Computational analyses do not distinguish ventricular-subventricular zone-contacting glioblastomas (VSVZ + GBMs) in the TCIA/TCGA samples. Partial least squares followed by logistic regression (PLS-LR) models trained on two-thirds of samples are unable to reliably predict VSVZ + GBMs and VSVZ − GBMs in the testing subsets in gene (Affymetrix HT Human Genome U133) and protein expression datasets from TCGA. A PLS-LR model is selected and its predictions are depicted in (A,B). Samples (observations) are represented on the x-axis segregated by a vertical dotted line based upon if they are VSVZ + GBMs or VSVZ − GBMs. The model assigns two probabilities (two dots) to each sample of being VSVZ + GBM (yellow) or VSVZ − GBM (black).
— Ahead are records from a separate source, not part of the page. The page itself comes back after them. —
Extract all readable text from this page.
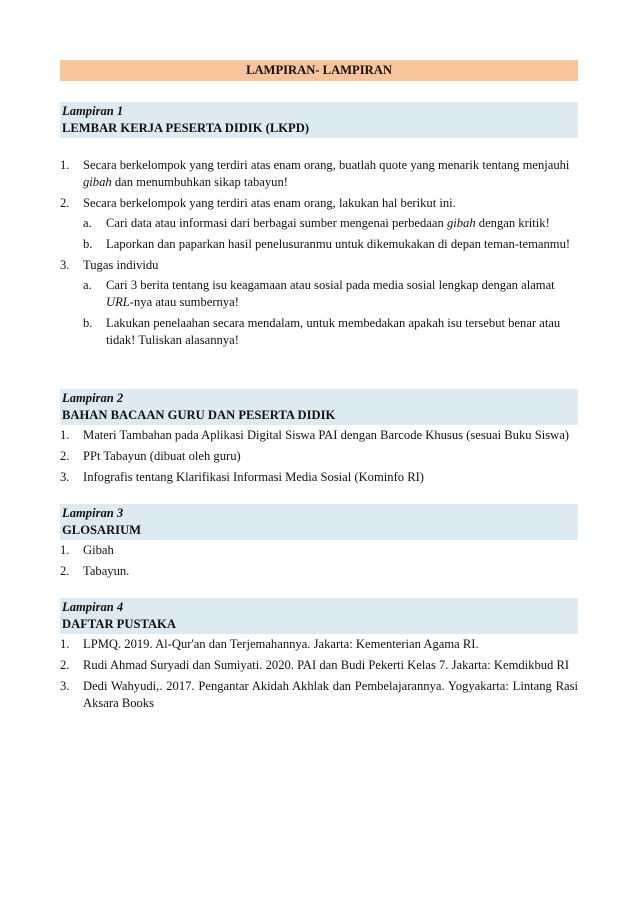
LAMPIRAN- LAMPIRAN
Lampiran 1
LEMBAR KERJA PESERTA DIDIK (LKPD)
1. Secara berkelompok yang terdiri atas enam orang, buatlah quote yang menarik tentang menjauhi gibah dan menumbuhkan sikap tabayun!
2. Secara berkelompok yang terdiri atas enam orang, lakukan hal berikut ini.
a. Cari data atau informasi dari berbagai sumber mengenai perbedaan gibah dengan kritik!
b. Laporkan dan paparkan hasil penelusuranmu untuk dikemukakan di depan teman-temanmu!
3. Tugas individu
a. Cari 3 berita tentang isu keagamaan atau sosial pada media sosial lengkap dengan alamat URL-nya atau sumbernya!
b. Lakukan penelaahan secara mendalam, untuk membedakan apakah isu tersebut benar atau tidak! Tuliskan alasannya!
Lampiran 2
BAHAN BACAAN GURU DAN PESERTA DIDIK
1. Materi Tambahan pada Aplikasi Digital Siswa PAI dengan Barcode Khusus (sesuai Buku Siswa)
2. PPt Tabayun (dibuat oleh guru)
3. Infografis tentang Klarifikasi Informasi Media Sosial (Kominfo RI)
Lampiran 3
GLOSARIUM
1. Gibah
2. Tabayun.
Lampiran 4
DAFTAR PUSTAKA
1. LPMQ. 2019. Al-Qur'an dan Terjemahannya. Jakarta: Kementerian Agama RI.
2. Rudi Ahmad Suryadi dan Sumiyati. 2020. PAI dan Budi Pekerti Kelas 7. Jakarta: Kemdikbud RI
3. Dedi Wahyudi,. 2017. Pengantar Akidah Akhlak dan Pembelajarannya. Yogyakarta: Lintang Rasi Aksara Books
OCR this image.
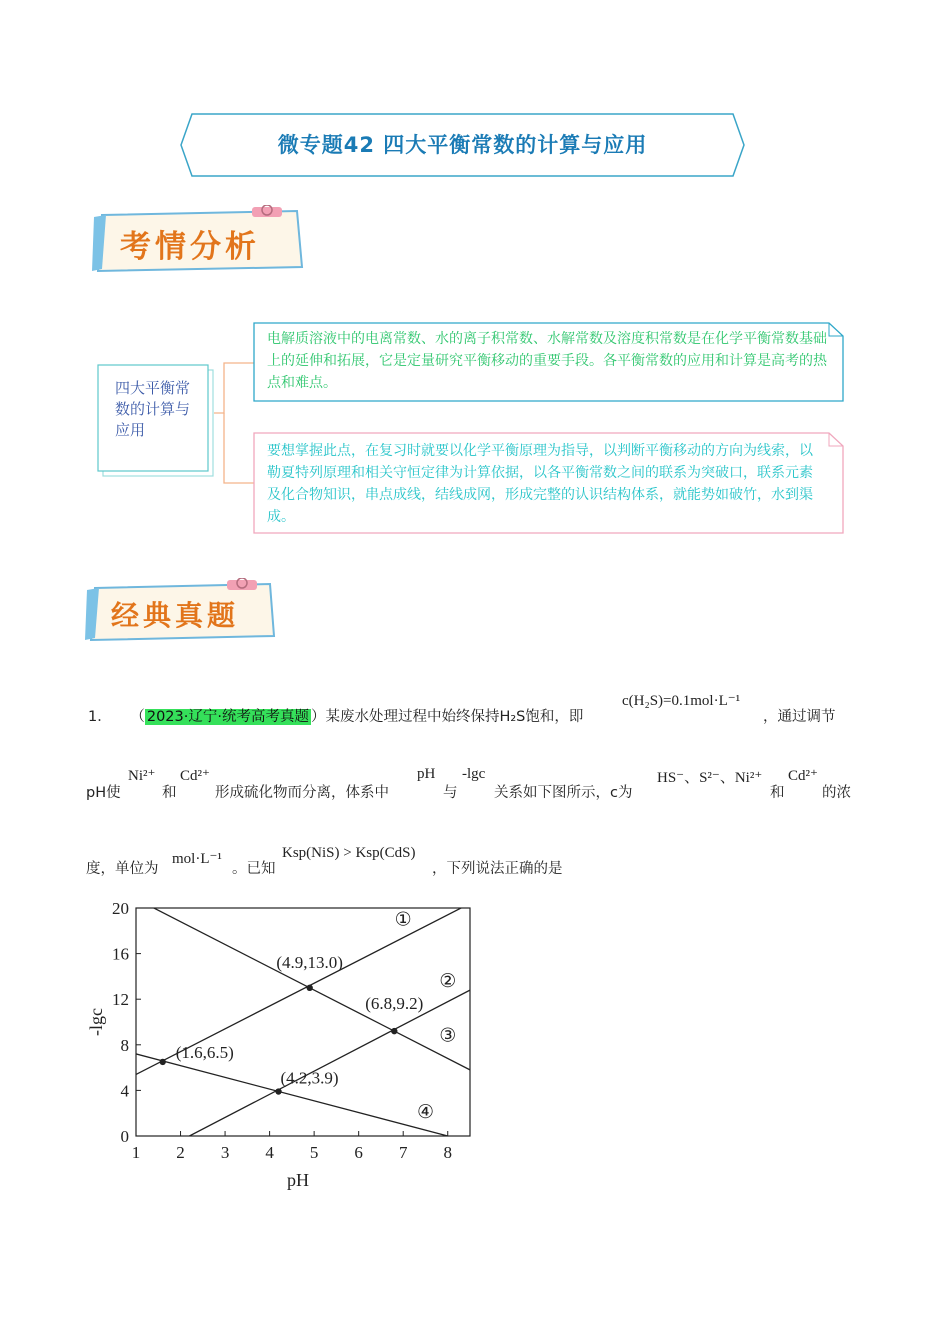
微专题42 四大平衡常数的计算与应用
考情分析
四大平衡常数的计算与应用
电解质溶液中的电离常数、水的离子积常数、水解常数及溶度积常数是在化学平衡常数基础上的延伸和拓展，它是定量研究平衡移动的重要手段。各平衡常数的应用和计算是高考的热点和难点。
要想掌握此点，在复习时就要以化学平衡原理为指导，以判断平衡移动的方向为线索，以勒夏特列原理和相关守恒定律为计算依据，以各平衡常数之间的联系为突破口，联系元素及化合物知识，串点成线，结线成网，形成完整的认识结构体系，就能势如破竹，水到渠成。
经典真题
1． （ 2023·辽宁·统考高考真题 ）某废水处理过程中始终保持H₂S饱和，即
c(H₂S)=0.1mol·L⁻¹
，通过调节
pH使
Ni²⁺
和
Cd²⁺
形成硫化物而分离，体系中
pH
与
-lgc
关系如下图所示，c为
HS⁻、S²⁻、Ni²⁺
和
Cd²⁺
的浓
度，单位为
mol·L⁻¹
。已知
Ksp(NiS) > Ksp(CdS)
，下列说法正确的是
1 2 3 4 5 6 7 8
0
4
8
12
16
20
pH
-lgc
①
②
③
④
(1.6,6.5)
(4.2,3.9)
(4.9,13.0)
(6.8,9.2)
Therefore, the sum of the probabilities of the two dots per sample is 1. (C) is an example of good predictions made by an artificial model of PLS-LR. Here, samples are represented on the x-axis separated by a vertical dotted line into their binary classification of “0” and “1”. The model assigns two probabilities (two dots) to each sample of being 0 or 1. As seen here, the artificial model successfully predicts all the known 0 (red) samples with a high probability of being 0 and a low probability of being 1; and conversely, all the known 1 (green) samples with a high probability of being 1 and a low probability of being 0. (DF) represent two-dimensional projection of the high-dimensional gene expression, protein expression, and methylation datasets, respectively, using the t-SNE algorithm (ran with perplexity = 30.0, iterations = 1000). Application of PLS-LR models (linear) or t-SNE (nonlinear multidimension reduction) on molecular datasets does not distinguish VSVZ + GBMs from VSVZ − GBMs.